On Thursday, indigent defense and civil rights groups asked the highest court in Massachusetts to prevent immigrants targeted for deportation from being arrested at courthouses by federal agents. They claim that witnesses, victims, and others are becoming too frightened to attend the institutions because of the practice.
The petition, filed in the Supreme Judicial Court, is believed to be the first legal challenge of its kind in the US. It follows objections by attorneys, judges, and advocates about the courtroom arrests, which, while also taking place during the Obama administration, have picked up pace since the Trump administration, according to attorneys. The Lawyers’ Committee for Civil Rights and Economic Justice’s executive director, Ivan Espinoza-Madrigal, says that communities are weakened and the fabric of society undermined when people are afraid of their judicial system.
In January, federal officials formalized a policy allowing agents to enter local, state, and federal courthouses to arrest immigrants despite advocates putting on the pressure to try and make courthouses into ‘sensitive locations’ that would ensure they were free from immigration enforcement in most circumstances.
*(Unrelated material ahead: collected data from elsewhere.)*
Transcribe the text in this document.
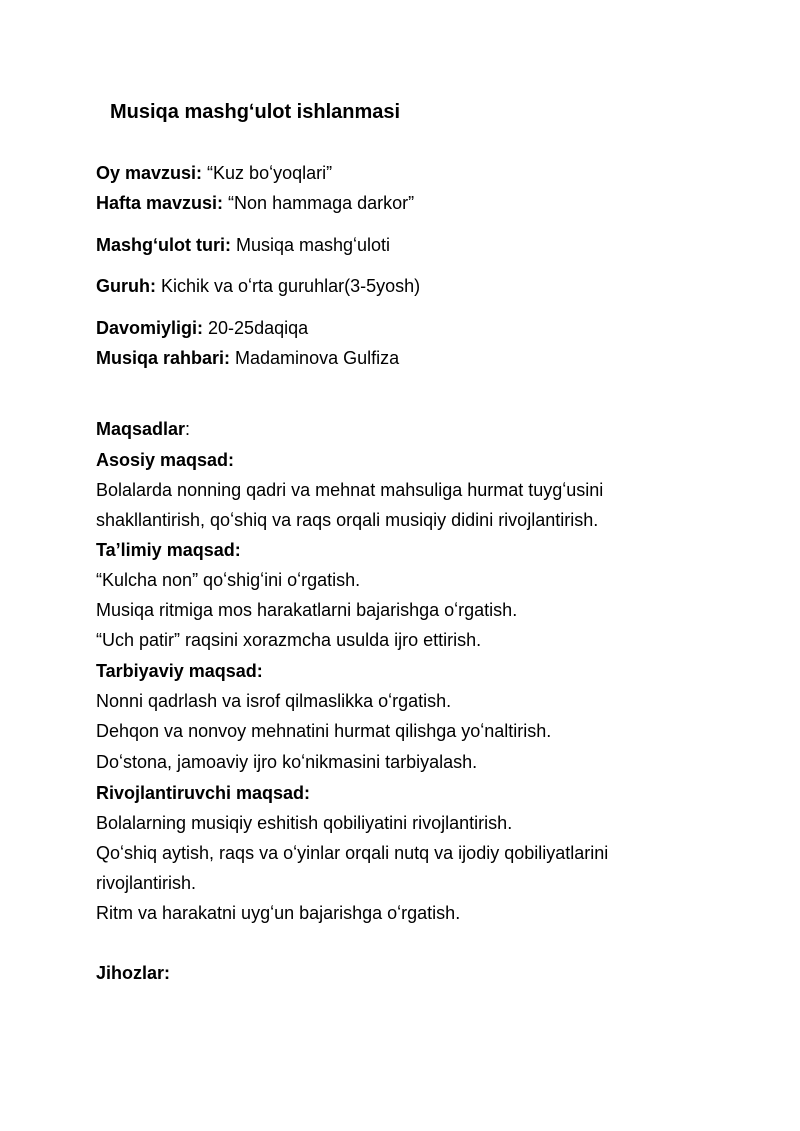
Musiqa mashgʻulot ishlanmasi
Oy mavzusi: “Kuz boʻyoqlari”
Hafta mavzusi: “Non hammaga darkor”
Mashgʻulot turi: Musiqa mashgʻuloti
Guruh: Kichik va oʻrta guruhlar(3-5yosh)
Davomiyligi: 20-25daqiqa
Musiqa rahbari: Madaminova Gulfiza
Maqsadlar:
Asosiy maqsad:
Bolalarda nonning qadri va mehnat mahsuliga hurmat tuygʻusini
shakllantirish, qoʻshiq va raqs orqali musiqiy didini rivojlantirish.
Ta’limiy maqsad:
“Kulcha non” qoʻshigʻini oʻrgatish.
Musiqa ritmiga mos harakatlarni bajarishga oʻrgatish.
“Uch patir” raqsini xorazmcha usulda ijro ettirish.
Tarbiyaviy maqsad:
Nonni qadrlash va isrof qilmaslikka oʻrgatish.
Dehqon va nonvoy mehnatini hurmat qilishga yoʻnaltirish.
Doʻstona, jamoaviy ijro koʻnikmasini tarbiyalash.
Rivojlantiruvchi maqsad:
Bolalarning musiqiy eshitish qobiliyatini rivojlantirish.
Qoʻshiq aytish, raqs va oʻyinlar orqali nutq va ijodiy qobiliyatlarini
rivojlantirish.
Ritm va harakatni uygʻun bajarishga oʻrgatish.
Jihozlar:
Other sensitive locations include schools, places of worship, and hospitals.
Immigration and Customs Enforcement insists that only threats to public safety, gang members, and convicted immigrant criminals are targeted at courthouses, along with immigrants ordered to be, or who have already been, deported from the US on at least one occasion. But, officials believe courthouse arrests are also safer for all concerned, due to the existing high-security precautions.